Тут старик поднял на него глаза («Феэсбэшник, конечно, вон как пронзительно смотрит, насквозь видит!» — опять подумал Андрей):
— Наверно, вам рассказывали и о том, каким был наш город до эмиграции деда? О каких-либо интересных историях, происходивших здесь еще до революции?
— Нет, к сожалению, ни о каких историях не рассказывали: отец уже был плох, ему в последние годы и память отказывала, а мать, наверно, просто не знала. Она передала мне, что слышала раньше от отца: дед у меня был смолянин, жил в Смоленске, эмигрировал за несколько лет до революции. И все. Больше, к сожалению, ничего не знаю.
Глава тридцать третья
Провокатор
До Смоленска детство и вся сознательная жизнь Владимира Федоровича Львова проходили в Петербурге. Сын мелкого чиновника, он успешно окончил гимназию, а университету предпочел политехнический институт, так как намеревался получить профессию практическую, реальную. Выросший в семье небогатой, он твердо решил устроить себе хорошо обеспеченную материально жизнь. После окончания института получил должность инженера в Петербургском почтовом департаменте. Его учеба в институте совпала со временем образования революционных кружков; будучи студентом, Львов начал посещать один из таких кружков и очень быстро вошел в контакт с охранкой. Он продолжал эту двойную деятельность и в период службы. Подобно Азефу, он участвовал в подготовке и проведении террористических актов и одновременно сообщал полиции о наиболее серьезных из них.

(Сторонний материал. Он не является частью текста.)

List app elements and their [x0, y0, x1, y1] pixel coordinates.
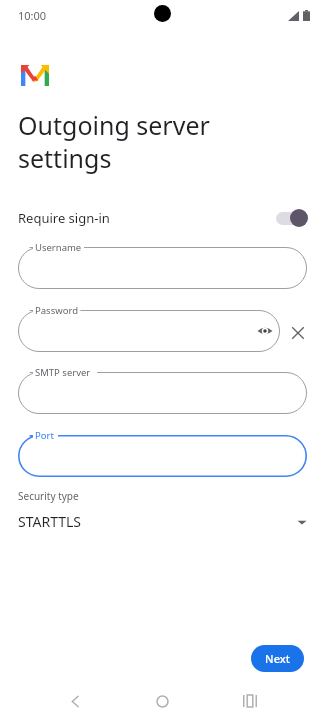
staticText: Password [35, 304, 78, 317]
button[interactable]: Show password [252, 318, 278, 344]
button[interactable]: Require sign-in [0, 203, 324, 233]
staticText: Next [265, 651, 290, 666]
staticText: SMTP server [35, 366, 91, 379]
button[interactable]: Security type [0, 489, 324, 537]
button[interactable]: SMTP server [18, 372, 307, 414]
staticText: Outgoing server settings [18, 108, 210, 175]
button[interactable]: Home [148, 687, 176, 715]
button[interactable]: Next [251, 645, 304, 672]
staticText: Require sign-in [18, 209, 110, 227]
button[interactable]: Recents [236, 687, 264, 715]
staticText: Username [35, 241, 82, 254]
button[interactable]: Clear password [286, 321, 310, 345]
staticText: Security type [18, 489, 79, 503]
staticText: 10:00 [18, 8, 47, 23]
button[interactable]: Back [61, 687, 89, 715]
button[interactable]: Port [18, 435, 307, 477]
button[interactable] [274, 208, 308, 228]
button[interactable]: Username [18, 247, 307, 289]
button[interactable]: Password [18, 310, 280, 352]
staticText: STARTTLS [18, 512, 82, 531]
staticText: Port [35, 429, 54, 442]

Длительное время Львову удавалось успешно осуществлять двойную игру. Он жил даже не в двух, а в трех измерениях. На службе Владимир Федорович имел репутацию хорошего инженера и приятного светского человека, революционеры считали его своим, в Департаменте полиции высоко оценивали его донесения. Скоро он понял, что именно такая, полная опасности и игры, жизнь доставляет ему наибольшее удовольствие. Ему нравилось быть разным, производить неожиданное впечатление. Ему нравилось всех обманывать. Обман возвышал его в собственных глазах. Моральные принципы были ему непонятны, следующие им люди представлялись глупыми, он их презирал. Если точнее — у него была собственная мораль, центральным принципом которой могла бы стать максима «чем хуже — тем лучше». Ему нравилось разрушать. Ему нравилось ощущение власти над людьми, которое он испытывал, предавая их. Он чувствовал себя выше, умнее окружающих. Он прекрасно владел собой и умел выходить из сложных ситуаций безнаказанным.

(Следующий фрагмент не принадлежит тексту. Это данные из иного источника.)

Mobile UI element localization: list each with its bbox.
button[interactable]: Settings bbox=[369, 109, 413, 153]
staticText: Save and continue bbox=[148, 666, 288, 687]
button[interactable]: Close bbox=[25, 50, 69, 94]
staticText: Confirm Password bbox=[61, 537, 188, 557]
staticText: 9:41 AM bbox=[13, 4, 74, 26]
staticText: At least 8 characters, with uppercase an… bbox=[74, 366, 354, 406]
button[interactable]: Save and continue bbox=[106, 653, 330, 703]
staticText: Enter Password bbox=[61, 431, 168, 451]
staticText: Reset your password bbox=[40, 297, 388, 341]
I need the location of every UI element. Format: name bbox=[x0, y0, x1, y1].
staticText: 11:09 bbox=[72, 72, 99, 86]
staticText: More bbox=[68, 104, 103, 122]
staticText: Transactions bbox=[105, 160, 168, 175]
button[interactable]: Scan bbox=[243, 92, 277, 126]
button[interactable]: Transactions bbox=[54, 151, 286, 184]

Наиболее открытый слой его жизни — инженер в почтовом ведомстве — выглядел вполне благопристойно. Карьера удавалась, он шел по ступенькам карьерной лестницы легко, производя на сослуживцев впечатление человека умного и порядочного. Владимир Федорович женился, жена его была из дворянского рода, как и Львов, она посещала эсеровский кружок, но о его провокаторской деятельности не догадывалась.

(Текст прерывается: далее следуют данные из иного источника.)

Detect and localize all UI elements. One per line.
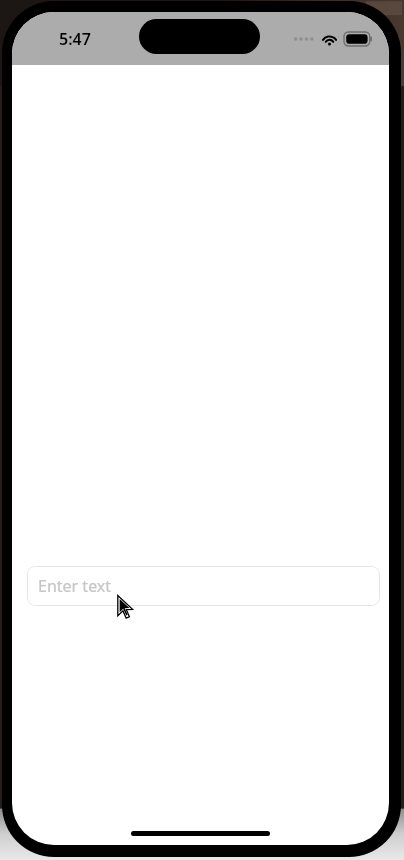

Львов перешел тридцатилетний рубеж, когда после нескольких неудавшихся терактов был заподозрен товарищами по революционному кружку в предательстве. Ему было предъявлено обвинение, и хотя он сумел на первых порах оправдаться, ему поверили далеко не все. Он оставался под угрозой разоблачения. К этому времени он был уже весьма ценным сотрудником Департамента полиции. Чтобы предотвратить провал, охранное отделение по секретным каналам организовало его перевод в почтовое ведомство в Смоленске: там скончался от удара заместитель начальника почтово-телеграфной конторы Николай Александрович Батурин и освободилась подходящая должность. На это место и был назначен Львов. Перевод мог рассматриваться как повышение по службе. В то же время он был скорее на руку занимавшемуся надзором за политическими организациями и партиями полицейскому Департаменту. Предполагалось, что ценный сотрудник продолжит свою деятельность провокатора в Смоленске: терроризм набирал обороты и в провинции. После убийства в 1906 году начальника губернского жандармского управления полковника Гладышева в Смоленске были приняты жесткие меры, и революционеры поутихли, однако к 1914 году их деятельность вновь начала активизироваться. Требовал присмотра и круг либералов, сконцентрировавшийся в Смоленской почтово-телеграфной конторе при попустительстве и поддержке Штальберга. Один «Теософский журнал», просуществовавший в провинциальном городе почти два года, чего стоил!
Как и ожидалось, Львов быстро завоевал симпатии на новом месте. Смоленское общество высоко оценило ум, такт, образованность нового заместителя Штальберга. В беседах и спорах он всегда выказывал либеральные взгляды.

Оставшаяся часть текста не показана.